Il
percorso dell’avventura umana non è per nulla ineluttabile, lo
sappiamo bene. Se 66 milioni di anni or sono non fosse piovuto dal
cielo un certo sassolino, a dominare in questo pianeta sarebbero
probabilmente ancora dei rettili giganteschi.
E chissà quanti altri
analoghi petardi ci hanno mancato per un colpo di vento divino. Del
resto era già tutto scritto, altrimenti Gesù e Maometto non
sarebbero mai nati. Se poi siamo passati dalle palafitte ai
grattaceli, dalle lucerne ad olio alle lampade a Led, da Michelangelo
Buonarroti a Michelangelo Pistoletto, qualcosa vorrà pur dire.
Anche
se forse non ce ne rendiamo ancora ben conto, stiamo incominciando a
vivere tempi molto interessanti. Almeno noi che non viviamo sotto i
cieli intensi di Siria e Afghanistan. Per molti aspetti è in atto
non solo una cesura col Novecento ma con gran parte della nostra
storia precedente.
Nonostante miliardi d’individui stentino a
campare, si fa sempre più leggibile la possibilità di separare
l’economia dalla vita, dal nonsenso dell’impero del valore di
scambio, dalla funzione che aliena il lavoratore, dalla curva
variabile dei mercati che decide a distanza il destino dell’umanità.
Il
capitalismo esibisce la sua verità e la sua menzogna e mette in
scena il proprio fallimento con la stessa dedizione con la quale
aveva messo in piedi lo spettacolo del benessere per tutti e senza
fine. Ormai sono degli organismi privati che si sostituiscono allo
Stato borghese vacillante, gestiscono tutto, dalle carceri alla
miseria, dalla previdenza sociale al gioco d’azzardo, dall’acqua
a ogni tipo d’inquinamento.
Ciò segnala l’imminenza del diluvio
e la necessità di costruirci un’arca dove trovare posto. È già
ciò che hanno fatto, mentre molti di noi s’attardano con elezioni
e sondaggi, i ricchi nei loro rifugi esclusivi e sorvegliati.
La
disoccupazione e il precariato di massa sono aspetti della
contraddizione crescente tra sviluppo delle forze produttive e vecchi
rapporti di produzione, contraddizione che deflagrerà per alcuni dei
motivi apparentemente casuali che si sono andati accumulando.
E, al
solito, si guarderà a quei motivi trascurando il fattore dinamico
per eccellenza del capitalismo, quel fattore che il professor
Cacciari chiama “risparmio di lavoro necessario”. E tutto ciò
non perché la produttività del lavoro cade ma anzi perché è
aumentata enormemente.
Questa
realtà in qualche modo si sta chiarendo anche al senso comune,
insinuando possibilità che però non avranno futuro se non si
procederà con un violento rovesciamento dell’attuale sistema
coercitivo di estrazione del plusvalore e dunque, cosa che ogni
benpensante piccolo borghese trascura, con il superamento del
carattere di classe del processo lavorativo (e distributivo).
È
tutto interesse degli ex rigattieri del marxismo, al servizio della
borghesia, far credere ai fanciullini che blaterano di salario di
cittadinanza che attraverso un riformismo di facciata sia possibile
risolvere le catastrofi della società borghese.
Questi
fanciulli pensano che siano fatti neutrali la scienza e la tecnica,
le relazioni mercantili, il processo lavorativo capitalista e, per
analogia, quello di ricevere dei sussidi per campare senza lavorare.
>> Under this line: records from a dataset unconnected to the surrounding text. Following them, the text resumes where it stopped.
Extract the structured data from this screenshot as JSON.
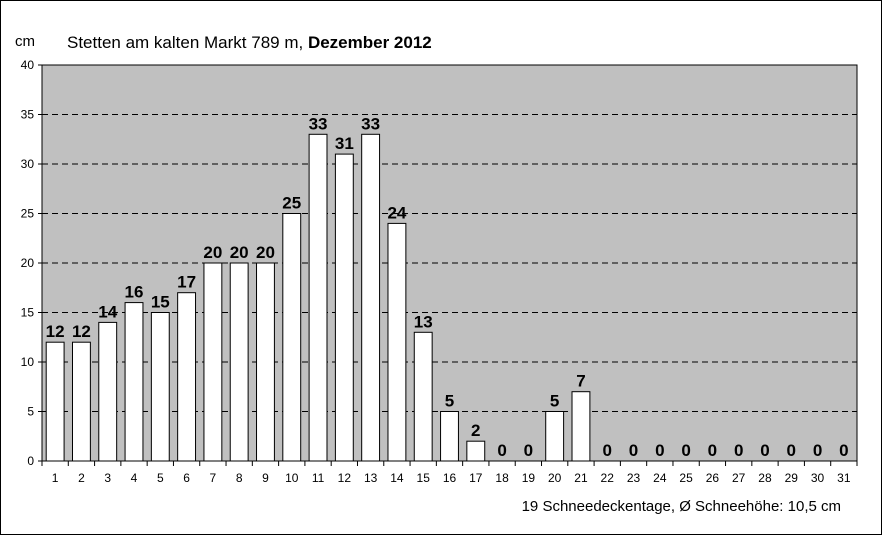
{
  "header": {
    "unit": "cm",
    "title_plain": "Stetten am kalten Markt 789 m, ",
    "title_bold": "Dezember 2012"
  },
  "footer": {
    "summary": "19 Schneedeckentage, Ø Schneehöhe:  10,5 cm"
  },
  "chart_data": {
    "type": "bar",
    "title": "Stetten am kalten Markt 789 m, Dezember 2012",
    "ylabel": "cm",
    "xlabel": "",
    "ylim": [
      0,
      40
    ],
    "yticks": [
      0,
      5,
      10,
      15,
      20,
      25,
      30,
      35,
      40
    ],
    "grid": true,
    "categories": [
      "1",
      "2",
      "3",
      "4",
      "5",
      "6",
      "7",
      "8",
      "9",
      "10",
      "11",
      "12",
      "13",
      "14",
      "15",
      "16",
      "17",
      "18",
      "19",
      "20",
      "21",
      "22",
      "23",
      "24",
      "25",
      "26",
      "27",
      "28",
      "29",
      "30",
      "31"
    ],
    "values": [
      12,
      12,
      14,
      16,
      15,
      17,
      20,
      20,
      20,
      25,
      33,
      31,
      33,
      24,
      13,
      5,
      2,
      0,
      0,
      5,
      7,
      0,
      0,
      0,
      0,
      0,
      0,
      0,
      0,
      0,
      0
    ],
    "colors": {
      "plot_bg": "#c0c0c0",
      "bar_fill": "#ffffff",
      "bar_stroke": "#000000"
    }
  }
}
Che ciò non implichi invece l’assoggettamento e l’esautorazione
dei proletari dalla sfera economica, il controllo e il ricatto
politico di qualsiasi loro iniziativa.
Allo Stato, espressione degli
interessi della borghesia, per esercitare le proprie prerogative e
rigori, basterà, in nome delle sovvenzioni accordate ai cittadini,
escludere o revocare i suoi benefici a coloro i quali avranno
demeritato i suoi temibili favori (il terrorismo previdenziale, anche
se vicenda assai diversa per certi riguardi, dovrebbe illuminare).